Виктор Астафьев - Царь-рыба
— Да-да, — тряхнула головой Эля. — Это мне можно не рассказывать. Но отчего же… Отчего охотятся в одиночку? Вдвоем же удобней, лучше!..
— У меня друг, Колька, на Пясине втроем были, дак загрызлись. Не уживаются вместе нонешние люди, тундряная блажь на их накатывает.
— А раньше?
— Раньше, видать, нервы у людей были покрепче. Может, в бога веровали — сдерживало. Да тоже послушаешь, всяко лихо деялось — резались и стрелялись, а то скрадом доводили сами себя. Тихий узас!..
— Как это?
— А так. Осатанеют до того, что убить готовы один другого, а нельзя: убьешь — пропадешь или бог покарат. Тогда оне преследовать друг дружку возьмутся, охоту всякую забросят, не спят, шарахаются от каждого сучка, оно и с ума сойдет который.

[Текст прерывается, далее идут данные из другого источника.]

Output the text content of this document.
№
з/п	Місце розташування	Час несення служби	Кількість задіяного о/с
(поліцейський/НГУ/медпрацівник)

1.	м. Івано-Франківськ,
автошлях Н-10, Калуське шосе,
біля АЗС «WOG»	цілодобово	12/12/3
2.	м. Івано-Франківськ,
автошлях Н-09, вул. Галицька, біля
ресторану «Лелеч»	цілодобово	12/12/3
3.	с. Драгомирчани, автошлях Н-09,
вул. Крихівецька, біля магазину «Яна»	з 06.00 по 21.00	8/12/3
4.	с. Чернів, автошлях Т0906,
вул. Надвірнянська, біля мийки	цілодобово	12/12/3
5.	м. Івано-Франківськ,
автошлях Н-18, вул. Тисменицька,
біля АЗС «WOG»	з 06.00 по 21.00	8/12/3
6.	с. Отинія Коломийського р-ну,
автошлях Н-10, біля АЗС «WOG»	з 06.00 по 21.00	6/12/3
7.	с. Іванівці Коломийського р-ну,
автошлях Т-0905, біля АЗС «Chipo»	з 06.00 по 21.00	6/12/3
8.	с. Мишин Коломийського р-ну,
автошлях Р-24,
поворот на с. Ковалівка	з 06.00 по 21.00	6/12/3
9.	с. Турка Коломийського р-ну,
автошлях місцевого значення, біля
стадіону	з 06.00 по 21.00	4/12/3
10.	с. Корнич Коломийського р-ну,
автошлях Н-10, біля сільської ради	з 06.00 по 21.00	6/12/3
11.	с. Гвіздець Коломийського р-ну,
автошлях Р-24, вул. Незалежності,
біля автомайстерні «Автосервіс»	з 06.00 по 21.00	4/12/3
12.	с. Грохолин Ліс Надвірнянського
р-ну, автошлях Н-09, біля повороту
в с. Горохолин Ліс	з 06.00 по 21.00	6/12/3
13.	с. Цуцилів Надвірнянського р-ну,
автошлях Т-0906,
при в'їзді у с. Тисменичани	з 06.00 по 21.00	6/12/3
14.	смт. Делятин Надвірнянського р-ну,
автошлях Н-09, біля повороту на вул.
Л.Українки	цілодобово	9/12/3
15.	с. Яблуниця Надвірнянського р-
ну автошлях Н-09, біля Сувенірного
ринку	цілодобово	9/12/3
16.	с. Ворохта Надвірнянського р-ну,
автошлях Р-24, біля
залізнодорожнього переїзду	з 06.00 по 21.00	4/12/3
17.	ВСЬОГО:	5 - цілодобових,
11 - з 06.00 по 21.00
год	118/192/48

А скрадет который которого, поранит, на себе в избушку ташшыт, лечить начинает, богу молиться о спасении, иначе тюрьма.
— Да что же это такое?
— Жись в тайге о-очень хитрая, пана, много сил, терпенья и, не смейся, не смейся, ума требует.
— Да какой уж тут смех? — Эля вдруг спохватилась: говорит Аким почти чисто, не сельдючит, голос его, отмякший, какой-то проникновенный, доброжелательный, будто он наставляет послушного, отзывчивого слушателя школьного возраста, и качнулась, покатила по ней волна ответной благодарности к человеку, заменившему ей все живое на свете. До сего момента она хоть и говорила ему спасибо, однако воспринимала все как само собою разумеющееся, как должное — одна в тайге, больная, беспомощная, так спасай, помогай, посвяти себя, раз ты человек. А где, собственно, и кем это написано иль указано — спасай, помогай, забудь о себе и делах своих, да и все ли способны помогать-то бескорыстно?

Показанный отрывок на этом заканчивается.